Coalition blues for the ruling congress
Some Congress leaders have begun talking of the need of a Panchmarhi-kind of conclave to discuss the entire issue of pre-poll alliances, reports Saroj Nagi.india Updated: Nov 10, 2006 05:00 IST
Some Congress leaders have begun talking of the need of a Panchmarhi-kind of conclave to discuss the entire issue of pre-poll alliances and reexamine their experience in coalition politics in the backdrop of the party’s defeat in Koderma (in Jharkhand), the UPA's inability to field a common candidate in Bhagalpur and Nalanda (Bihar) where the BJP-NDA won and the saffron party’s gains in the civic polls in Uttar Pradesh where the Congress improved performance did not match its expectations.
A section in the Congress believes that its growth is being hampered not so much by the BJP-NDA as by its alliance partners—or other regional parties—as can be seen in the domination of the DMK in Tamil Nadu, the Rashtriya Janata Dal in Bihar, the Nationalist Congress Party in Maharashtra, the Samajwadi Party and the Bahujan Samaj Party in UP or the Left Front in West Bengal. In fact, in states like Tamil Nadu and Bihar, the Congress is seen as the `B’ team of the DMK and the RJD.

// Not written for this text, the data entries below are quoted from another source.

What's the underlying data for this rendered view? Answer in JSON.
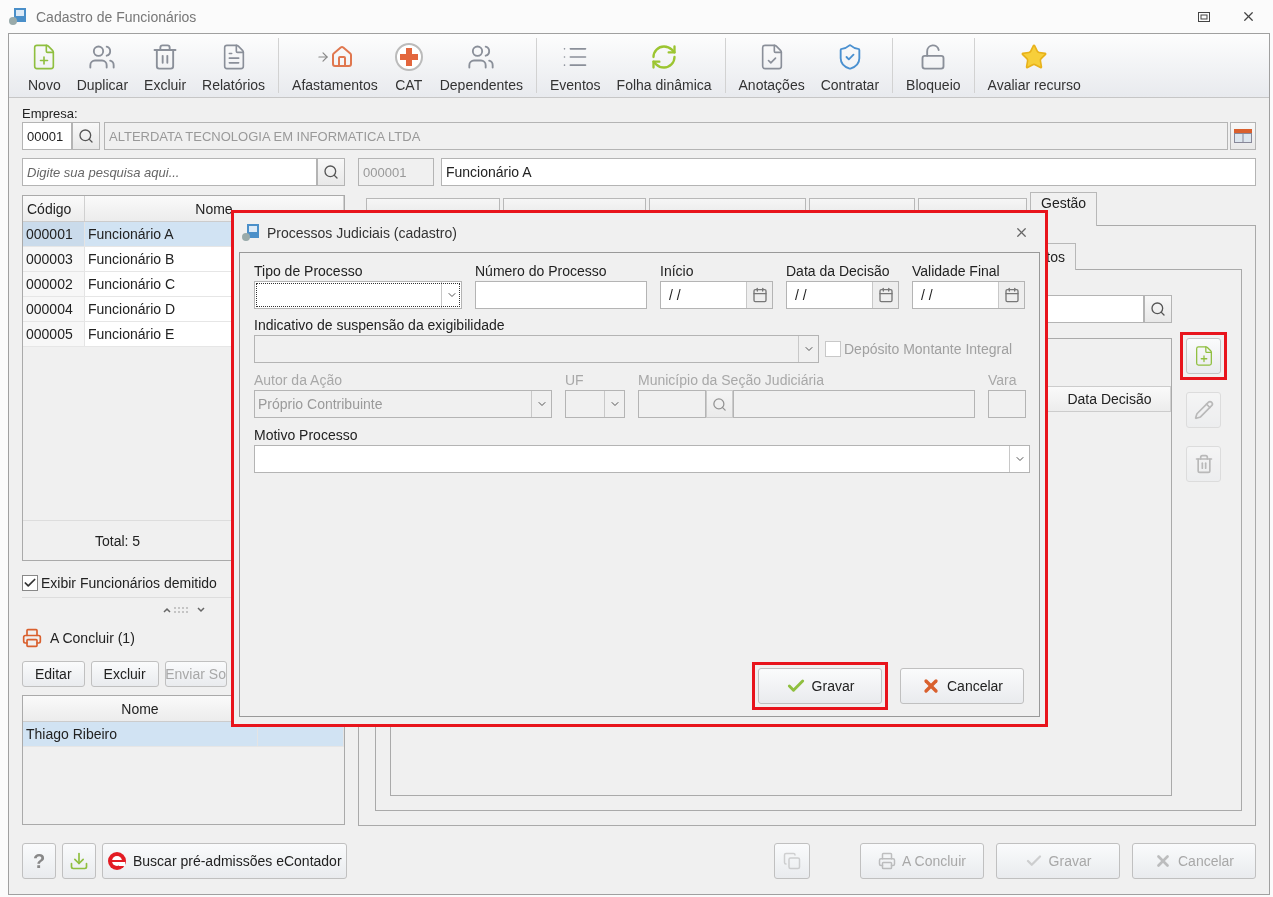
{
  "window": {
    "title": "Cadastro de Funcionários"
  },
  "toolbar": [
    {
      "items": [
        {
          "label": "Novo"
        },
        {
          "label": "Duplicar"
        },
        {
          "label": "Excluir"
        },
        {
          "label": "Relatórios"
        }
      ]
    },
    {
      "items": [
        {
          "label": "Afastamentos"
        },
        {
          "label": "CAT"
        },
        {
          "label": "Dependentes"
        }
      ]
    },
    {
      "items": [
        {
          "label": "Eventos"
        },
        {
          "label": "Folha dinâmica"
        }
      ]
    },
    {
      "items": [
        {
          "label": "Anotações"
        },
        {
          "label": "Contratar"
        }
      ]
    },
    {
      "items": [
        {
          "label": "Bloqueio"
        }
      ]
    },
    {
      "items": [
        {
          "label": "Avaliar recurso"
        }
      ]
    }
  ],
  "company": {
    "label": "Empresa:",
    "code": "00001",
    "name": "ALTERDATA TECNOLOGIA EM INFORMATICA LTDA"
  },
  "search": {
    "placeholder": "Digite sua pesquisa aqui..."
  },
  "employee": {
    "code": "000001",
    "name": "Funcionário A"
  },
  "employees_table": {
    "columns": [
      "Código",
      "Nome"
    ],
    "rows": [
      {
        "code": "000001",
        "name": "Funcionário A",
        "selected": true
      },
      {
        "code": "000003",
        "name": "Funcionário B",
        "selected": false
      },
      {
        "code": "000002",
        "name": "Funcionário C",
        "selected": false
      },
      {
        "code": "000004",
        "name": "Funcionário D",
        "selected": false
      },
      {
        "code": "000005",
        "name": "Funcionário E",
        "selected": false
      }
    ],
    "footer": "Total: 5"
  },
  "show_dismissed": {
    "label": "Exibir Funcionários demitido",
    "checked": true
  },
  "pending": {
    "title": "A Concluir (1)",
    "buttons": [
      {
        "label": "Editar",
        "disabled": false
      },
      {
        "label": "Excluir",
        "disabled": false
      },
      {
        "label": "Enviar So",
        "disabled": true
      }
    ],
    "columns": [
      "Nome"
    ],
    "rows": [
      {
        "name": "Thiago Ribeiro",
        "selected": true
      }
    ]
  },
  "tabs": [
    {
      "selected": false
    },
    {
      "selected": false
    },
    {
      "selected": false
    },
    {
      "selected": false
    },
    {
      "selected": false
    },
    {
      "label": "Gestão",
      "selected": true
    }
  ],
  "subtab": {
    "label": "tos",
    "selected": true
  },
  "process_table": {
    "columns": [
      "Data Decisão"
    ]
  },
  "side_buttons": [
    {
      "kind": "new",
      "disabled": false,
      "highlighted": true
    },
    {
      "kind": "edit",
      "disabled": true,
      "highlighted": false
    },
    {
      "kind": "delete",
      "disabled": true,
      "highlighted": false
    }
  ],
  "bottom_left": {
    "help": "?",
    "econtador": "Buscar pré-admissões eContador"
  },
  "bottom_right": [
    {
      "kind": "copy",
      "disabled": true
    },
    {
      "kind": "conclude",
      "label": "A Concluir",
      "disabled": true
    },
    {
      "kind": "save",
      "label": "Gravar",
      "disabled": true
    },
    {
      "kind": "cancel",
      "label": "Cancelar",
      "disabled": true
    }
  ],
  "dialog": {
    "title": "Processos Judiciais (cadastro)",
    "highlighted": true,
    "process_type": {
      "label": "Tipo de Processo"
    },
    "process_number": {
      "label": "Número do Processo"
    },
    "dates": [
      {
        "label": "Início",
        "value": "/ /"
      },
      {
        "label": "Data da Decisão",
        "value": "/ /"
      },
      {
        "label": "Validade Final",
        "value": "/ /"
      }
    ],
    "suspension": {
      "label": "Indicativo de suspensão da exigibilidade"
    },
    "deposit": {
      "label": "Depósito Montante Integral",
      "checked": false,
      "disabled": true
    },
    "author": {
      "label": "Autor da Ação",
      "value": "Próprio Contribuinte",
      "disabled": true
    },
    "uf": {
      "label": "UF",
      "disabled": true
    },
    "municipality": {
      "label": "Município da Seção Judiciária",
      "disabled": true
    },
    "court": {
      "label": "Vara",
      "disabled": true
    },
    "reason": {
      "label": "Motivo Processo"
    },
    "buttons": [
      {
        "kind": "save",
        "label": "Gravar",
        "highlighted": true
      },
      {
        "kind": "cancel",
        "label": "Cancelar",
        "highlighted": false
      }
    ]
  }
}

At its Panchmarhi conclave in September 1998, the Congress had said that coalitions would be considered only when it was absolutely necessary and that too on the basis of an agreed programme which does not weaken its ideology or compromise its basic ideology.
This stand was modified at the Shimla conclave in July 2003, with Sonia Gandhi stating that she had an open mind on coalitions since the prevailing political situation made it incumbent on all secular forces to fight communalism fundamentalism and the BJP.
Congress leaders like Ashok Gehlot and Digvijay Singh have been known to be against the idea of a coalitions, no one is publicly talking about the issue as yet. But mid-way through the Congress-led UPA’s term at the Centre, a section in the party is keen that the party’s experience with pre-poll alliance be reviewed.
At present, the party is caught in a vicious circle where it has to bank on a coalition since it does not have much of a presence in UP, Bihar, Tamil Nadu and West Bengal which together account for 200 Lok Sabha seats. It cannot hope to revitalize itself in these states unless its allies and other regional parties like the RJD, the SP and the BSP show a decline. These parties had whisked away the Congress’ muslim and dalit base, while the BJP had walked away with the Brahmin vote. In fact, some of these parties derive their strength and relevance from the BJP’s presence.
A case in point is the RJD’s decision to contest in Bhagalpur. A common UPA candidate could have easily won the seat. But it would not helped Lalu prove his strength where his nominee lost by only 30000 votes. Similarly, the Congress put up its own candidate in Koderma in Jharkhand to try and reclaim the turf it had lost to Shibu Soren’ JMM. The Congress nominee lost to Babulal Marandi but helped the party come second.